Santiago Abascal, leader of the far-right party Vox (Credit Image: © Ricardo Rubio/Contacto via ZUMA Press)

The results were also similar in the big cities: in Madrid, where the Socialist Party has struggled since 2015, the right won an absolute majority at both city and regional level. Victories also arrived in Valencia, Valladolid, Palma de Mallorca and Seville, which the Socialist Party counted on keeping (Andalusia is historically a pool of votes for the left). The exception is Barcelona: in Catalonia the Popular Party has been of little relevance for some time, but here too Sánchez’s candidate did not win: Xavier Trias of the centre-right independence party Junts was the most voted, ahead of the socialist Jaume Collboni and the outgoing mayor Ada Colau, supported by Unidas Podemos. In the Basque Country we note the affirmation of the autonomists of Bildu.

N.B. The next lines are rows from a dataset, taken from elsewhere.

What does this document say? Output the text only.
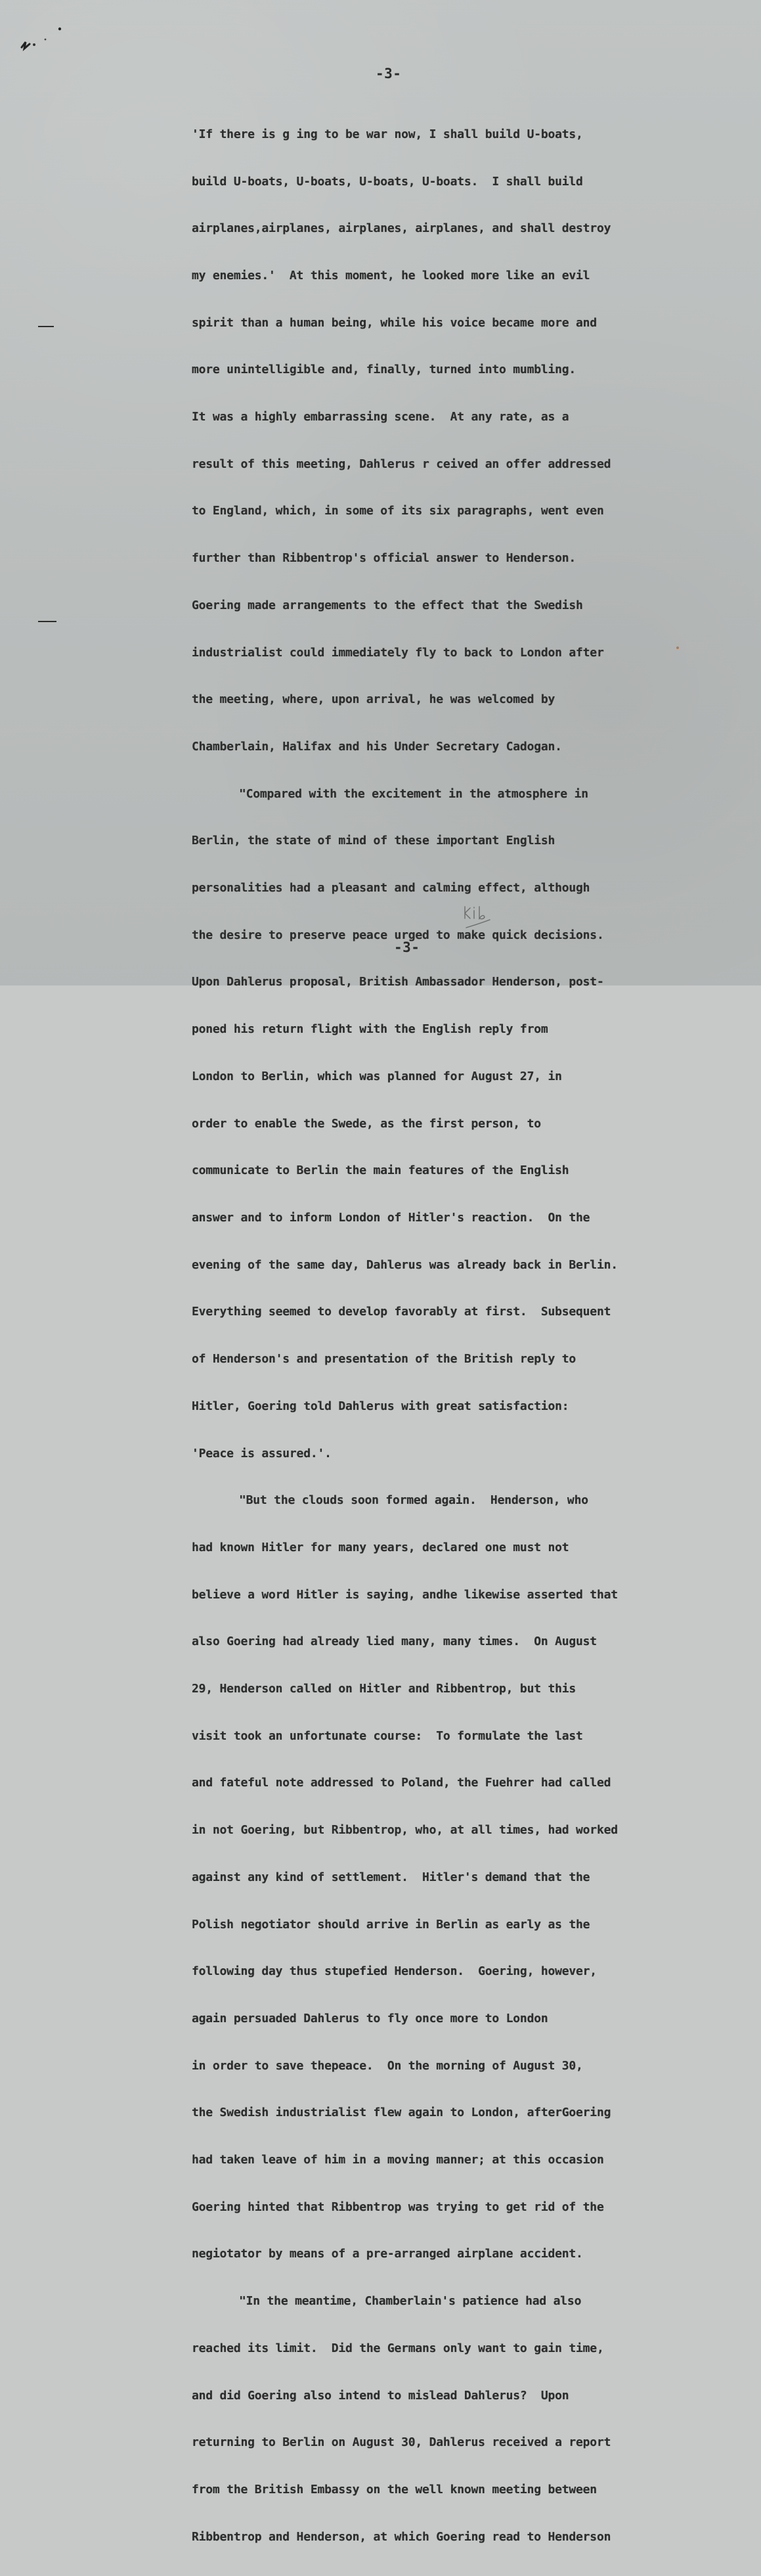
-3-

'If there is g ing to be war now, I shall build U-boats,

build U-boats, U-boats, U-boats, U-boats.  I shall build

airplanes,airplanes, airplanes, airplanes, and shall destroy

my enemies.'  At this moment, he looked more like an evil

spirit than a human being, while his voice became more and

more unintelligible and, finally, turned into mumbling.

It was a highly embarrassing scene.  At any rate, as a

result of this meeting, Dahlerus r ceived an offer addressed

to England, which, in some of its six paragraphs, went even

further than Ribbentrop's official answer to Henderson.

Goering made arrangements to the effect that the Swedish

industrialist could immediately fly to back to London after

the meeting, where, upon arrival, he was welcomed by

Chamberlain, Halifax and his Under Secretary Cadogan.

"Compared with the excitement in the atmosphere in

Berlin, the state of mind of these important English

personalities had a pleasant and calming effect, although

the desire to preserve peace urged to make quick decisions.

Upon Dahlerus proposal, British Ambassador Henderson, post-

poned his return flight with the English reply from

London to Berlin, which was planned for August 27, in

order to enable the Swede, as the first person, to

communicate to Berlin the main features of the English

answer and to inform London of Hitler's reaction.  On the

evening of the same day, Dahlerus was already back in Berlin.

Everything seemed to develop favorably at first.  Subsequent

of Henderson's and presentation of the British reply to

Hitler, Goering told Dahlerus with great satisfaction:

'Peace is assured.'.

"But the clouds soon formed again.  Henderson, who

had known Hitler for many years, declared one must not

believe a word Hitler is saying, andhe likewise asserted that

also Goering had already lied many, many times.  On August

29, Henderson called on Hitler and Ribbentrop, but this

visit took an unfortunate course:  To formulate the last

and fateful note addressed to Poland, the Fuehrer had called

in not Goering, but Ribbentrop, who, at all times, had worked

against any kind of settlement.  Hitler's demand that the

Polish negotiator should arrive in Berlin as early as the

following day thus stupefied Henderson.  Goering, however,

again persuaded Dahlerus to fly once more to London

in order to save thepeace.  On the morning of August 30,

the Swedish industrialist flew again to London, afterGoering

had taken leave of him in a moving manner; at this occasion

Goering hinted that Ribbentrop was trying to get rid of the

negiotator by means of a pre-arranged airplane accident.

"In the meantime, Chamberlain's patience had also

reached its limit.  Did the Germans only want to gain time,

and did Goering also intend to mislead Dahlerus?  Upon

returning to Berlin on August 30, Dahlerus received a report

from the British Embassy on the well known meeting between

Ribbentrop and Henderson, at which Goering read to Henderson

-3-
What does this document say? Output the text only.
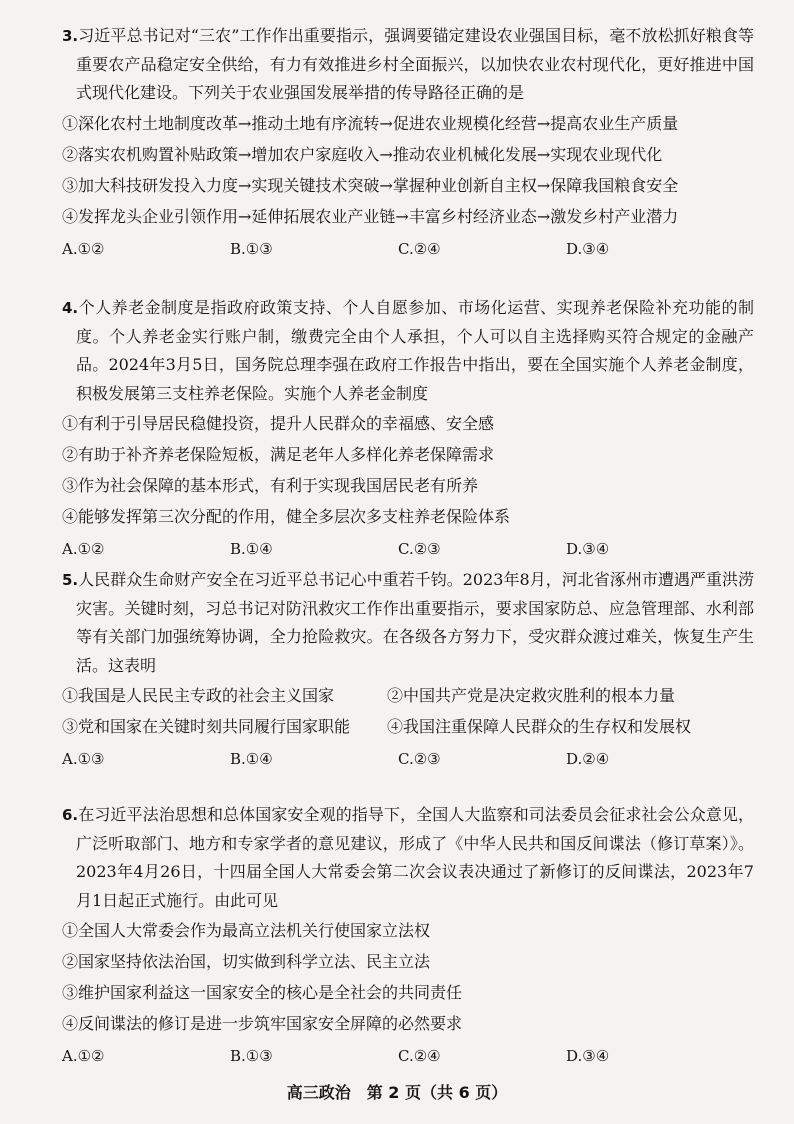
3.习近平总书记对“三农”工作作出重要指示，强调要锚定建设农业强国目标，毫不放松抓好粮食等重要农产品稳定安全供给，有力有效推进乡村全面振兴，以加快农业农村现代化，更好推进中国式现代化建设。下列关于农业强国发展举措的传导路径正确的是

①深化农村土地制度改革→推动土地有序流转→促进农业规模化经营→提高农业生产质量

②落实农机购置补贴政策→增加农户家庭收入→推动农业机械化发展→实现农业现代化

③加大科技研发投入力度→实现关键技术突破→掌握种业创新自主权→保障我国粮食安全

④发挥龙头企业引领作用→延伸拓展农业产业链→丰富乡村经济业态→激发乡村产业潜力

A.①②	B.①③	C.②④	D.③④

4.个人养老金制度是指政府政策支持、个人自愿参加、市场化运营、实现养老保险补充功能的制度。个人养老金实行账户制，缴费完全由个人承担，个人可以自主选择购买符合规定的金融产品。2024年3月5日，国务院总理李强在政府工作报告中指出，要在全国实施个人养老金制度，积极发展第三支柱养老保险。实施个人养老金制度

①有利于引导居民稳健投资，提升人民群众的幸福感、安全感

②有助于补齐养老保险短板，满足老年人多样化养老保障需求

③作为社会保障的基本形式，有利于实现我国居民老有所养

④能够发挥第三次分配的作用，健全多层次多支柱养老保险体系

A.①②	B.①④	C.②③	D.③④

5.人民群众生命财产安全在习近平总书记心中重若千钧。2023年8月，河北省涿州市遭遇严重洪涝灾害。关键时刻，习总书记对防汛救灾工作作出重要指示，要求国家防总、应急管理部、水利部等有关部门加强统筹协调，全力抢险救灾。在各级各方努力下，受灾群众渡过难关，恢复生产生活。这表明

①我国是人民民主专政的社会主义国家	②中国共产党是决定救灾胜利的根本力量
③党和国家在关键时刻共同履行国家职能	④我国注重保障人民群众的生存权和发展权
A.①③	B.①④	C.②③	D.②④

6.在习近平法治思想和总体国家安全观的指导下，全国人大监察和司法委员会征求社会公众意见，广泛听取部门、地方和专家学者的意见建议，形成了《中华人民共和国反间谍法（修订草案）》。2023年4月26日，十四届全国人大常委会第二次会议表决通过了新修订的反间谍法，2023年7月1日起正式施行。由此可见

①全国人大常委会作为最高立法机关行使国家立法权

②国家坚持依法治国，切实做到科学立法、民主立法

③维护国家利益这一国家安全的核心是全社会的共同责任

④反间谍法的修订是进一步筑牢国家安全屏障的必然要求

A.①②	B.①③	C.②④	D.③④
高三政治　第 2 页（共 6 页）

Alberto Núñez Feijóo celebrated the victory of the Popular party in Madrid: “Spain has begun a new political cycle, my time will come soon, if the Spaniards want it”. The Socialists have a few months left to reverse the trend, also focusing on a possible mobilization of left-wing voters to prevent Vox’s far-right, which entered Parliament for the first time in 2019, from entering the national government. Vox got just over 7 percent of the vote nationwide.